Hypothyroidsm has also been associated with prolongation of QT and increased QT dispersion. This has been shown to be reversible with levothyroxine. The sympathovagal imbalance and increased inhomogeneity of ventricular recovery times can both predispose to potentially life-threatening arrhythmias.7

In patients with hypothyroidism, the occurrence of TDP in the milieu of a prolonged QT interval has been reported in only a few reports in the English literature. In most of these cases, no other predisposing factors could be ascertained, and the arrhythmogenic tendency abated with levothyroxine replacement. Predisposition to malignant arrhythmias appears to be promptly eradicated with thyroxine therapy, unlike most other cardiac abnormalities seen with hypothyroidism that are slow to resolve with replacement.

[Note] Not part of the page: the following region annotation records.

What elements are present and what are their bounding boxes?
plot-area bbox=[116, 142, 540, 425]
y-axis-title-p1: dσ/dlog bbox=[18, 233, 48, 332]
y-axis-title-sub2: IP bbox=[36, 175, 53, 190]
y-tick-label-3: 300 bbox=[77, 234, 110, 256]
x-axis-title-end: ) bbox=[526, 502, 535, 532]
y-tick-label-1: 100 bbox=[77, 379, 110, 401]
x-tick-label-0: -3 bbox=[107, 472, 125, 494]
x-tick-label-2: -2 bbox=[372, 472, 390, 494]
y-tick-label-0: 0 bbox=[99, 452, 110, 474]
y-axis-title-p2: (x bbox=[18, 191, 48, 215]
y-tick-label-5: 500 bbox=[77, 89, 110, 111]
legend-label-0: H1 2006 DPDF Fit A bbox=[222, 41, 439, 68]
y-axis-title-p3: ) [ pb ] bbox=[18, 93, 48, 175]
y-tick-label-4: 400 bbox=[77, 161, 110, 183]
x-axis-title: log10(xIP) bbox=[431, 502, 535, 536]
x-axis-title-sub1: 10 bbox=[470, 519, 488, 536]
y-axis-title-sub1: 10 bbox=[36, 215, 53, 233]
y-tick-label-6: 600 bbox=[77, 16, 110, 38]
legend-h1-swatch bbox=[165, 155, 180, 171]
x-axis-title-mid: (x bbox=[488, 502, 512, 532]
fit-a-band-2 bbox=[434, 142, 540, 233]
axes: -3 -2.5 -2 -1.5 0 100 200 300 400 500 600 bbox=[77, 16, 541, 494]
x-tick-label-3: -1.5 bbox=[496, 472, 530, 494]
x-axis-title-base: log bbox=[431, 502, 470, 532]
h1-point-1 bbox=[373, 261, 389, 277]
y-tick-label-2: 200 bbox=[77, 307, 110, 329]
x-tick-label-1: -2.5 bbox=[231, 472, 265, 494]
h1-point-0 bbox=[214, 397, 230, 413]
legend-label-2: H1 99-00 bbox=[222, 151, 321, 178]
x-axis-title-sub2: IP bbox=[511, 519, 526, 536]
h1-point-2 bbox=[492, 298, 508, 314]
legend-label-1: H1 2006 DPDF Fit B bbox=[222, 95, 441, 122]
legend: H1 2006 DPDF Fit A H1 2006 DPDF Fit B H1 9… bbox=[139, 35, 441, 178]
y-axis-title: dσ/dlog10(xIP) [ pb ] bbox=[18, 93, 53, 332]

Stress dose glucocorticoid coverage should be provided in the acute situation and the levothyroxine dose should be increased gradually to avoid precipitating angina in patients with underlying coronary artery disease.

Conclusion

The awareness of the protean effects of hypothyroidism on the heart is necessary for the prompt treatment of patients with life-threatening complications of hypothyroidism as seen in our patient. Rapid recovery is possible with appropriate treatment with a favorable long-term prognosis.